Mohamed Ouahbi, nommé à la tête de la sélection après le départ de Walid Regragui, incarne cette nouvelle ère. Ancien champion du monde U20, il n'avait dirigé que des équipes de jeunes avant de prendre les commandes des Lions de l'Atlas. Sa philosophie de jeu repose sur l'ambition et la construction offensive, un virage assumé par rapport au style plus défensif de son prédécesseur. « Mohamed Ouahbi a donné de l'ambition à cette équipe dans la construction, sur le fait d'aller plus haut, de chercher à construire chez l'adversaire », analyse Nasser Larguet, ancien directeur de l'Académie Mohamed VI, l'équivalent marocain de Clairefontaine.
Cette ambition se traduit par un jeu plus équilibré, capable de s'adapter à l'adversaire. Contre les Pays-Bas, le Maroc a su garder le ballon et créer des occasions; contre le Canada, il a utilisé le contre pour faire la différence. « On verra quelle équipe aura le plus le ballon, c'est un rapport de force », a commenté Didier Deschamps, le sélectionneur français, en conférence de presse mercredi. « Le sélectionneur marocain prend ses dispositions et moi aussi. »
Le Maroc peut compter sur des individualités de premier plan: Achraf Hakimi, à son apogée, balaye son couloir droit avec une énergie débordante; Brahim Diaz apporte sa créativité; le duo Bouaddi-El Aynaoui fait office de métronome au milieu de terrain; et Yacine Bounou reste un gardien impénétrable. Si le secteur offensif manque encore d'une véritable pointure, les dix buts marqués jusqu'à présent montrent que l'équipe sait se montrer efficace.
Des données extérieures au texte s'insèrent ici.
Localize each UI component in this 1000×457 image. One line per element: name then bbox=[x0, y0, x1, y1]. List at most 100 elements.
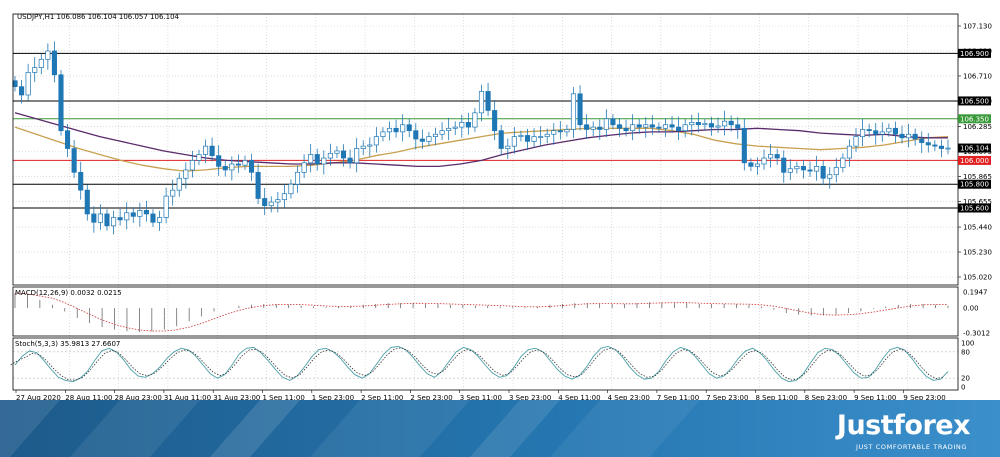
candle-bull bbox=[768, 154, 774, 159]
candle-bull bbox=[25, 72, 31, 96]
time-tick-label: 9 Sep 11:00 bbox=[854, 394, 896, 402]
candle-bull bbox=[327, 152, 333, 159]
candle-bear bbox=[781, 157, 787, 173]
candle-bear bbox=[340, 150, 347, 159]
candle-bear bbox=[610, 118, 616, 126]
candle-bull bbox=[281, 193, 287, 201]
time-tick-label: 31 Aug 11:00 bbox=[164, 394, 211, 402]
candle-bear bbox=[104, 213, 110, 227]
time-tick-label: 28 Aug 11:00 bbox=[65, 394, 112, 402]
candle-bear bbox=[91, 213, 97, 223]
candle-bull bbox=[787, 168, 793, 173]
candle-bull bbox=[538, 136, 544, 138]
macd-signal-line bbox=[14, 292, 949, 332]
candle-bear bbox=[892, 127, 898, 135]
candle-bull bbox=[426, 136, 432, 142]
candle-bear bbox=[262, 198, 268, 206]
level-label-bg bbox=[958, 155, 991, 165]
banner-shard bbox=[310, 400, 470, 457]
candle-bull bbox=[827, 174, 833, 179]
banner-shard bbox=[210, 400, 300, 457]
level-label-bg bbox=[958, 114, 991, 124]
candle-bear bbox=[248, 160, 255, 173]
candle-bull bbox=[156, 217, 163, 223]
candle-bull bbox=[814, 166, 820, 172]
candle-bull bbox=[288, 183, 294, 195]
candle-bear bbox=[524, 135, 531, 142]
candle-bull bbox=[360, 145, 366, 149]
time-tick-label: 1 Sep 11:00 bbox=[263, 394, 305, 402]
time-tick-label: 2 Sep 11:00 bbox=[361, 394, 403, 402]
macd-tick-label: -0.3012 bbox=[963, 330, 990, 338]
level-label: 106.000 bbox=[960, 157, 989, 165]
candle-bear bbox=[19, 86, 25, 96]
candle-bear bbox=[492, 110, 498, 132]
time-tick-label: 28 Aug 23:00 bbox=[115, 394, 162, 402]
candle-bear bbox=[12, 80, 18, 88]
stoch-k-line bbox=[14, 346, 949, 383]
candle-bear bbox=[741, 127, 747, 164]
candle-bear bbox=[51, 50, 57, 76]
candle-bear bbox=[58, 74, 64, 132]
candle-bear bbox=[873, 130, 879, 135]
candle-bear bbox=[498, 130, 504, 149]
candle-bull bbox=[840, 157, 846, 168]
candle-bear bbox=[216, 155, 222, 167]
candle-bear bbox=[485, 91, 491, 111]
candle-bull bbox=[564, 129, 570, 133]
candle-bull bbox=[603, 118, 609, 130]
symbol-header: USDJPY,H1 106.086 106.104 106.057 106.10… bbox=[17, 13, 180, 21]
level-label-bg bbox=[958, 179, 991, 189]
candles bbox=[12, 41, 951, 235]
candle-bear bbox=[636, 124, 642, 128]
candle-bull bbox=[531, 136, 537, 142]
candle-bear bbox=[557, 130, 563, 133]
candle-bear bbox=[143, 210, 149, 215]
candle-bear bbox=[419, 138, 425, 142]
stoch-tick-label: 20 bbox=[961, 375, 970, 383]
level-label: 106.104 bbox=[960, 145, 989, 153]
candle-bear bbox=[925, 142, 931, 146]
candle-bull bbox=[334, 150, 340, 154]
candle-bull bbox=[308, 154, 314, 164]
candle-bull bbox=[321, 157, 327, 165]
candle-bull bbox=[32, 67, 38, 73]
candle-bear bbox=[347, 157, 353, 164]
candle-bull bbox=[170, 189, 176, 197]
candle-bull bbox=[662, 124, 669, 129]
time-tick-label: 27 Aug 2020 bbox=[16, 394, 61, 402]
stoch-label: Stoch(5,3,3) 35.9813 27.6607 bbox=[15, 340, 120, 348]
candle-bull bbox=[945, 147, 951, 150]
candle-bear bbox=[584, 124, 590, 130]
candle-bear bbox=[919, 138, 925, 143]
moving-average-line bbox=[14, 126, 949, 172]
banner-shard bbox=[550, 400, 700, 457]
time-tick-label: 3 Sep 23:00 bbox=[509, 394, 551, 402]
candle-bear bbox=[807, 169, 813, 172]
macd-label: MACD(12,26,9) 0.0032 0.0215 bbox=[15, 289, 122, 297]
candle-bear bbox=[71, 148, 77, 173]
level-label: 106.900 bbox=[960, 50, 989, 58]
price-tick-label: 105.440 bbox=[963, 224, 992, 232]
candle-bull bbox=[722, 120, 728, 127]
candle-bear bbox=[676, 126, 682, 132]
candle-bull bbox=[472, 112, 478, 128]
candle-bull bbox=[590, 126, 596, 130]
candle-bull bbox=[715, 125, 721, 128]
candle-bear bbox=[649, 124, 655, 128]
candle-bull bbox=[189, 160, 195, 171]
brand-logo: Justforex bbox=[836, 410, 971, 441]
candle-bull bbox=[97, 213, 103, 223]
price-tick-label: 105.230 bbox=[963, 249, 992, 257]
candle-bull bbox=[354, 148, 360, 164]
candle-bull bbox=[630, 124, 636, 132]
panel-frames bbox=[12, 13, 959, 391]
time-tick-label: 31 Aug 23:00 bbox=[213, 394, 260, 402]
brand-tagline: JUST COMFORTABLE TRADING bbox=[855, 443, 967, 451]
time-tick-label: 7 Sep 23:00 bbox=[706, 394, 748, 402]
time-axis: 27 Aug 2020 28 Aug 11:00 28 Aug 23:00 31 Au… bbox=[15, 390, 946, 402]
candle-bull bbox=[229, 163, 235, 171]
candle-bull bbox=[505, 145, 511, 149]
candle-bull bbox=[176, 177, 182, 191]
La demi-finale perdue en 2022 (2-0) avait laissé un goût d'inachevé, entachée par une cascade de blessures. « Il y avait eu une hécatombe de blessures. Nayef Aguerd était blessé, l'entraîneur avait dû modifier son positionnement avec cinq défenseurs, dans lequel Romain Saïss s'est blessé au tout début du match », rappelle Nasser Larguet. « Aujourd'hui, l'équipe est complète et elle a toutes ses forces vives. »
Le Maroc veut croire en sa capacité à gagner la Coupe du monde, un discours que Walid Regragui avait déjà tenu avant la défaite contre les Bleus. « On a envie de gagner la Coupe du monde, ce ne sont pas des paroles en l'air », avait-il déclaré. Mohamed Ouahbi a repris ce mantra: « Le Maroc est entré dans une nouvelle ère, une ère où nous devons croire en notre capacité à être sacrés champions du monde. »
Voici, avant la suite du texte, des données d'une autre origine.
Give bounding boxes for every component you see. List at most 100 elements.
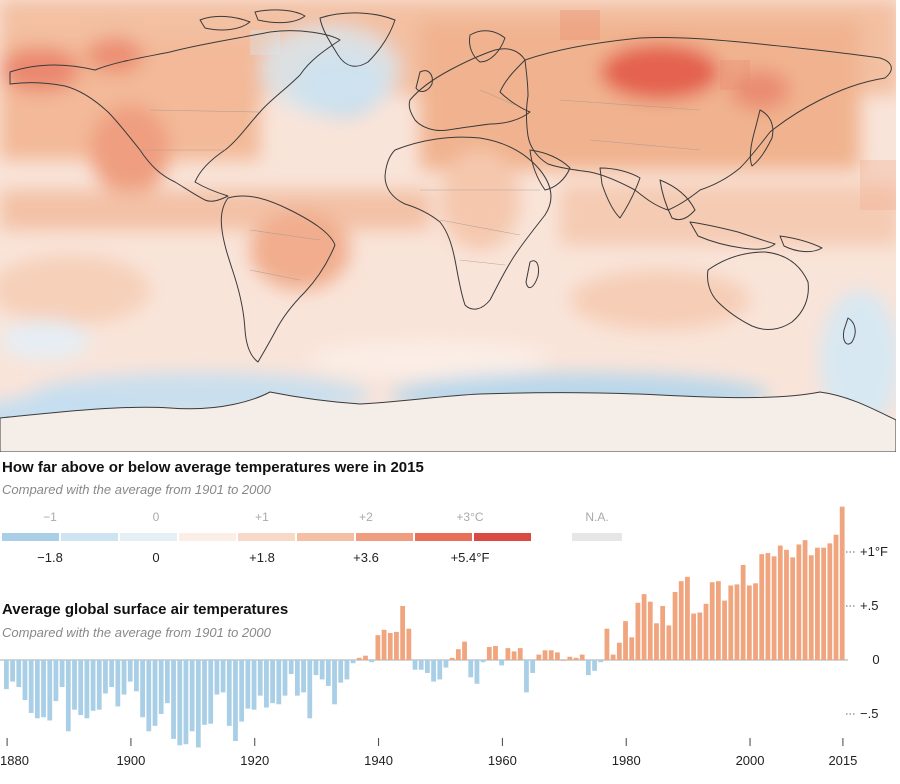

Face à une équipe de France favorite mais irrégulière, les Lions de l'Atlas ont les armes pour créer la surprise. Leur capacité à alterner entre possession et contre-attaque, leur solidité défensive et leur confiance retrouvée en font un adversaire redoutable. « Gare à ne pas prendre le Maroc pour la petite équipe qu'elle n'est plus », prévient Nasser Larguet. Le message est clair: le Maroc est venu pour gagner, et il en a les moyens.